Sutton-Newby House, Historic plantation house in Hertford, North Carolina, United States.
Sutton-Newby House is a colonial-era residence in Hertford built to last, with one-and-a-half stories, four bays marked on its facade, and brick end walls that frame its gable roof. The house sits on nine acres and includes several outbuildings that speak to its past as a substantial plantation property.

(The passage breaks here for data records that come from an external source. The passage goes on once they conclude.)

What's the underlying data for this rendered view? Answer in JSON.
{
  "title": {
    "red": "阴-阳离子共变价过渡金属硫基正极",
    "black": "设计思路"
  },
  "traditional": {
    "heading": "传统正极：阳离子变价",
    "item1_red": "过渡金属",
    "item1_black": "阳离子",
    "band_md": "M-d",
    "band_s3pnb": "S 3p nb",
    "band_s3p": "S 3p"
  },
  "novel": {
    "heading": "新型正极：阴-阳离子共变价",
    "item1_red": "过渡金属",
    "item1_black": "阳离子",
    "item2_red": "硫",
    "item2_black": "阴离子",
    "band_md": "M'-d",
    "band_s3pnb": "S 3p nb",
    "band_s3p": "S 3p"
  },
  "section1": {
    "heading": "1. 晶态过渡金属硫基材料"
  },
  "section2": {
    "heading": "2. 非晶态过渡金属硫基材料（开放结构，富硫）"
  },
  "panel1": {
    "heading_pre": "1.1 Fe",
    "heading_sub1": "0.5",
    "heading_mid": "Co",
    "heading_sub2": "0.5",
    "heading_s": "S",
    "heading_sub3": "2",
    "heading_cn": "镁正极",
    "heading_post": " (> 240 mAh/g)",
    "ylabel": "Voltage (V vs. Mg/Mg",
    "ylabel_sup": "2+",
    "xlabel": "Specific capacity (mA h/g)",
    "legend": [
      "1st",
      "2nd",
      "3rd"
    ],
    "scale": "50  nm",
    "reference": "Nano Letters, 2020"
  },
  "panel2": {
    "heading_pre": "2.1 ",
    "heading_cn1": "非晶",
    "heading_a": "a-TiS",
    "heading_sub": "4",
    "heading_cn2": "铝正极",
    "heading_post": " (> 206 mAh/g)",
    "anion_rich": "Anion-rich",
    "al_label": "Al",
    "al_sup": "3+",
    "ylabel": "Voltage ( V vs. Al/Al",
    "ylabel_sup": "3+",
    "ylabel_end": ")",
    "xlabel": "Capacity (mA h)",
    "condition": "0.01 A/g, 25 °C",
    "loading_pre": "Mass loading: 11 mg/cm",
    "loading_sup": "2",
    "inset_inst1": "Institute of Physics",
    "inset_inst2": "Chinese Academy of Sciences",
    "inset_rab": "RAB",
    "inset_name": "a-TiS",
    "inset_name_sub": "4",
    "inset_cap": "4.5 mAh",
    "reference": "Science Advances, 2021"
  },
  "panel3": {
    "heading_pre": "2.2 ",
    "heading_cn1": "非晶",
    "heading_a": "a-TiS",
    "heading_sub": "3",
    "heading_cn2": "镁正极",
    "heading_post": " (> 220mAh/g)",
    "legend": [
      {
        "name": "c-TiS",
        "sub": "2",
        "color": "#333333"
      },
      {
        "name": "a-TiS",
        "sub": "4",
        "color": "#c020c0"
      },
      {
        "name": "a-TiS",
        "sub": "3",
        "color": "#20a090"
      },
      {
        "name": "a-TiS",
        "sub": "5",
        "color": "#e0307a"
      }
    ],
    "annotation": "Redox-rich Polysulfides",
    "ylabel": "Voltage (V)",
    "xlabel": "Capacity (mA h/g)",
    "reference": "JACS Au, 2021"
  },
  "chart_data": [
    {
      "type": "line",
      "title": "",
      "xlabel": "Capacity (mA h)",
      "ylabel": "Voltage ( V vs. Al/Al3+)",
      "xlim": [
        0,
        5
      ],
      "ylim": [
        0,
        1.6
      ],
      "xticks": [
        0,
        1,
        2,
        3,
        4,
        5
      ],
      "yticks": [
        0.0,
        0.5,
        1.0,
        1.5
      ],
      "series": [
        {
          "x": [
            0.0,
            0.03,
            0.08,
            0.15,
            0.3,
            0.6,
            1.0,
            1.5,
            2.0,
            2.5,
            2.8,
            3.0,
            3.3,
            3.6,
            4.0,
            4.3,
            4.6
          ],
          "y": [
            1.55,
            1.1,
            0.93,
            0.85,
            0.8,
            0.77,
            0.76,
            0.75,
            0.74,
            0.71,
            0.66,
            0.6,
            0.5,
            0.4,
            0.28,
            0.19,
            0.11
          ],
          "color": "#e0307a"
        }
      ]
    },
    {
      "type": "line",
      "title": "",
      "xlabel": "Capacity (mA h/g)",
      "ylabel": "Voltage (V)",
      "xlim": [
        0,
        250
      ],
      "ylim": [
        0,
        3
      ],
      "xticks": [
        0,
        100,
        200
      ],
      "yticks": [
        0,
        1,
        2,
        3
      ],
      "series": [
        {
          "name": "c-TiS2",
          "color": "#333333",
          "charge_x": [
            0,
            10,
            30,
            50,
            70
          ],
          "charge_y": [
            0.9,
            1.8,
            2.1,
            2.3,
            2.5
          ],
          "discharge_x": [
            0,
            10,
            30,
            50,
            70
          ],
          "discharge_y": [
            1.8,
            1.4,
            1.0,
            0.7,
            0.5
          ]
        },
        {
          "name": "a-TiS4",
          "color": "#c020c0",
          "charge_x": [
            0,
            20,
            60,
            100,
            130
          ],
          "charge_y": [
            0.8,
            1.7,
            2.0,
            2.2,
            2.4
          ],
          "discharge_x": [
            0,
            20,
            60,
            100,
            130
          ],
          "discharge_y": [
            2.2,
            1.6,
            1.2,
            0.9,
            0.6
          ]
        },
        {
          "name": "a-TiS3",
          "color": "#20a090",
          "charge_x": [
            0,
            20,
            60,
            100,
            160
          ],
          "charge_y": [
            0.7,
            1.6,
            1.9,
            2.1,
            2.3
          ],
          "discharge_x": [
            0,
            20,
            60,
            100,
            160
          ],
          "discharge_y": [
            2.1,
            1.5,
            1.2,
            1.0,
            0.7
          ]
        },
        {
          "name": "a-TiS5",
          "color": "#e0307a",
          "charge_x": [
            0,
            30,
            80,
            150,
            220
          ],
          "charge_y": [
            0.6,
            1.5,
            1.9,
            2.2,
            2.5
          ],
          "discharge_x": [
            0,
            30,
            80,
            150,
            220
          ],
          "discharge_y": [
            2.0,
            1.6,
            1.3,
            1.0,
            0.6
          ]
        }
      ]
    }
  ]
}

Built around 1745, the house belongs to a small group of eighteenth-century timber-frame buildings with brick ends that survived in northeastern North Carolina. Its listing in the National Register of Historic Places in 1974 acknowledged its importance in showing how residential architecture developed during the colonial period.
The house reflects how well-to-do families lived during the colonial period, with its design showing local building traditions of the time. The way the structure combines practical and decorative elements reveals what mattered to people in the region centuries ago.
The property is easy to reach from Hertford, positioned to the east of town in Perquimans County where local roads provide straightforward access. The surrounding area is quiet and rural, giving visitors a sense of the landscape as it would have appeared in earlier centuries.
The building stands out for its full-width shed-roofed front porch and a massive chimney with double shoulders that rise prominently on the exterior. Few other colonial houses in the region have this particular combination of front and chimney design.